Sendo assim, além do fato de se relacionarem afetiva e sexualmente com pessoas do mesmo sexo, não existe nenhuma característica em pessoas homossexuais que poderia ser um fator de sofrimento. E se não traz sofrimento, não deve ser alvo de intervenção psicológica.

Mais do que isso, diante do que se tem documentado até hoje, a orientação sexual é efetivamente “intratável”. Não existem relatos científicos confiáveis de qualquer procedimento capaz de modificar a orientação sexual de uma pessoa. Aqueles que se dizem “ex-gays” são pessoas que conseguiram se conter no sentido de não se engajar em relações sexuais com pessoas do mesmo sexo, mas isso não implica que algo na sua sexualidade ou preferência sexual efetivamente tenha sido modificado. Além disso, relatos de tentativas da chamada “terapia de conversão” têm mostrado efeitos psicológicos bastante indesejáveis nos participantes, eventualmente resultado em suicídio.

Poder-se-ia argumentar que a homossexualidade é um problema psicológico legítimo para alguém que vive em um contexto homofóbico, pois essa pessoa sofrerá por ser vítima de preconceito. Várias vezes já ouvi homossexuais dizendo “se eu pudesse escolher, seria muito mais fácil ser heterossexual”, assim como pais de homossexuais dizendo “eu não quero que meu filho seja gay por medo de que sofra preconceito”. Mudar para se “ajustar ao meio” não é em si de todo indesejável. Mas quando é o próprio interesse de mudança que traz sofrimento ao indivíduo e essa mudança nem mesmo é possível, deixamos de ter um problema tratável. Se o psicólogo quer realmente trazer saúde e bem-estar a essa pessoa, o único caminho possível é a aceitação.


O ponto ao qual quero chegar é: para a Psicologia a homossexualidade é apenas uma característica individual, não é uma doença, ou um problema, ou um transtorno, ou nada que possa ser patologizável. Essa não é a posição de algumas psicologias, e sim da profissão como um todo. Sendo assim, não cabe ao psicólogo julgar a homossexualidade como algo ruim. Aquele que o faz está colocando seus próprios valores pessoais (ou morais, ou religiosos, ou familiares, ou quaisquer que sejam) na frente da sua profissão. A pessoa que vai até um psicólogo está em busca de um saber científico que possa trazer-lhe bem-estar, e não de uma pessoa que vá tentar lhe impor seus próprios valores pessoais.

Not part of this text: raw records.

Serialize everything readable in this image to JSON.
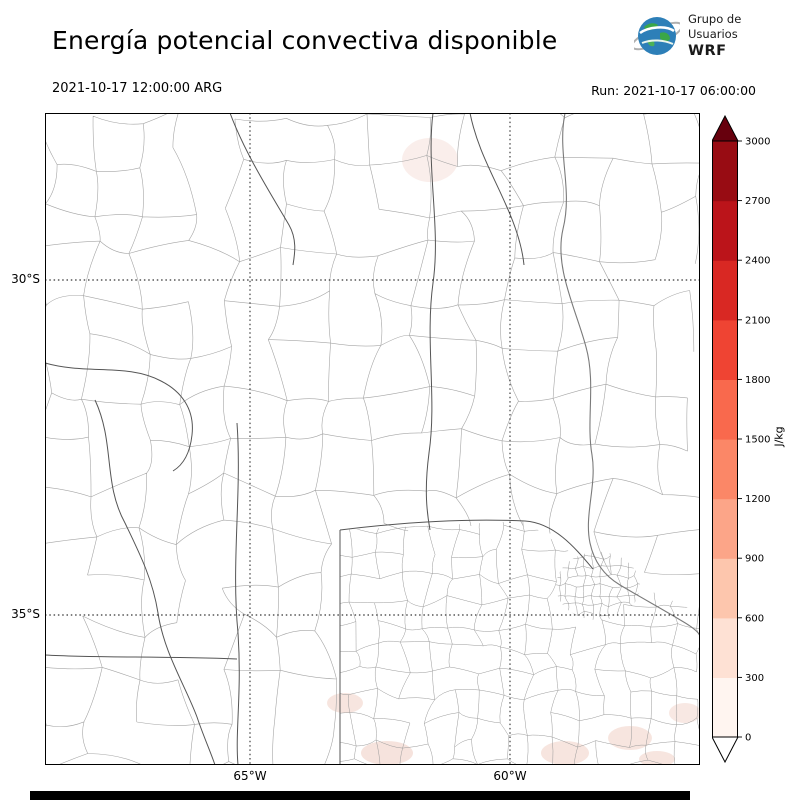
{
  "header": {
    "title": "Energía potencial convectiva disponible",
    "valid_time": "2021-10-17 12:00:00 ARG",
    "run_label": "Run: 2021-10-17 06:00:00",
    "logo": {
      "line1": "Grupo de",
      "line2": "Usuarios",
      "line3": "WRF"
    }
  },
  "map": {
    "lat_labels": [
      "30°S",
      "35°S"
    ],
    "lon_labels": [
      "65°W",
      "60°W"
    ]
  },
  "colorbar": {
    "unit": "J/kg",
    "ticks": [
      0,
      300,
      600,
      900,
      1200,
      1500,
      1800,
      2100,
      2400,
      2700,
      3000
    ],
    "colors_low_to_high": [
      "#fff5f0",
      "#fee1d4",
      "#fdc6ad",
      "#fca588",
      "#fb8767",
      "#f9694d",
      "#ef4433",
      "#d92823",
      "#bb141a",
      "#980c13"
    ],
    "extend_under_color": "#ffffff",
    "extend_over_color": "#67000d"
  }
}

O problema do psicólogo homofóbico não é só a homofobia, porque se fosse ele poderia, em tese, simplesmente não atender homossexuais (como já vi muitos estudantes de psicologia declarando que não fariam) e continuar sendo um bom profissional com o resto da população. Mas um psicólogo incapaz de exercitar aceitação acima de seus valores individuais simplesmente não está sendo profissional. Essa pessoa estará fazendo um péssimo exercício da profissão.

Peço a todos os meus alunos, estudantes e profissionais da área que tenham preconceito com qualquer tipo de população que pensem com muito carinho no seu verdadeiro papel enquanto psicólogo, e também nessas pessoas as quais estão rejeitando. No final das contas, tudo se resume ao que efetivamente nos fará bons profissionais capazes de trazer bem estar àqueles que procuram nosso trabalho. Aqueles que não conseguem encontrar em si a capacidade de aceitar o ser humano incondicionalmente (pois a aceitação precede qualquer trabalho do Psicólogo), pelo menos se esforcem um pouquinho para não denegrir a profissão daqueles que estão tentando fazer a coisa do jeito certo.